What I'd look at is first test that there are still the same values in the sequence and if so just step through one by one until a mismatch is found and then find where the first occurance of the other value is and mark that as the permutation. Now continue searching for the next modification and so on...
If you just want to know how much it's changed I'd look at levenshtein algorithm. The basis of this algorithm may even give you what you need for your own custom algorithm or inspire other approaches.
This is fast but it won't tell you which items have changed.

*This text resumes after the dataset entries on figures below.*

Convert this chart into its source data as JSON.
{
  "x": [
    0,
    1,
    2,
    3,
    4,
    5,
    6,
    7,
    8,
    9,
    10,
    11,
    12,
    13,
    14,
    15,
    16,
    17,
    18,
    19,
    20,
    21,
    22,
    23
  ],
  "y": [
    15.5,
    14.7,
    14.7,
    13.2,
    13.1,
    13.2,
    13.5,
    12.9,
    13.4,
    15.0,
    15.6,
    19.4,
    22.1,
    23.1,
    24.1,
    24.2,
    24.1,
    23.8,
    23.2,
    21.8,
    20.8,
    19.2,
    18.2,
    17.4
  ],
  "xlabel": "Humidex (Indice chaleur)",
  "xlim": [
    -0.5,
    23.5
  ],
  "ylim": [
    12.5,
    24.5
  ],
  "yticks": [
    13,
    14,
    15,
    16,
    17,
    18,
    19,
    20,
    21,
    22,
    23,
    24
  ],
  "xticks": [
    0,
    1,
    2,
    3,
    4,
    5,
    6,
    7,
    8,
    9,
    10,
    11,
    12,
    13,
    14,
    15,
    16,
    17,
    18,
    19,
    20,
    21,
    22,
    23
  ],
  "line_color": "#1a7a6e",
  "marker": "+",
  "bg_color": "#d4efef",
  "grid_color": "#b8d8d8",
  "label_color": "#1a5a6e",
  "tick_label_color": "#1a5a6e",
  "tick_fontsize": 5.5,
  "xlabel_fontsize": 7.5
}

The only full solution I know of would be to record each change as it happens so you can just look at the history of changes to know the perfect answer.
Comments
function findswaps:
linkedlist old <- store old string in linkedlist
linkedlist new <- store new string in linkedlist
compare elements one by one:
if same
next iteration until exhausted
else
remember old item
iterate through future `new` elements one by one:
if old item is found
report its position in new list
else
error
My humble attempt please correct me if wrong, so I can help better. I'm guessing the data is unordered so it can't be any faster than linear?
Comments
If there is only 1 swap between the original and derived arrays, you could try something like this at O(n) for array length n:
int count = 0;
int[] mismatches;
foreach index in array {
if original[index] != derived[index] {
if count == 2 {
fail
}
mismatches[count++] = index;
}
}
if count == 2 and
original[mismatches[0]] == derived[mismatches[1]] and
original[mismatches[1]] == derived[mismatches[0]] {
succeed
}
fail
Note that this reports a fail when nothing was swapped between the arrays.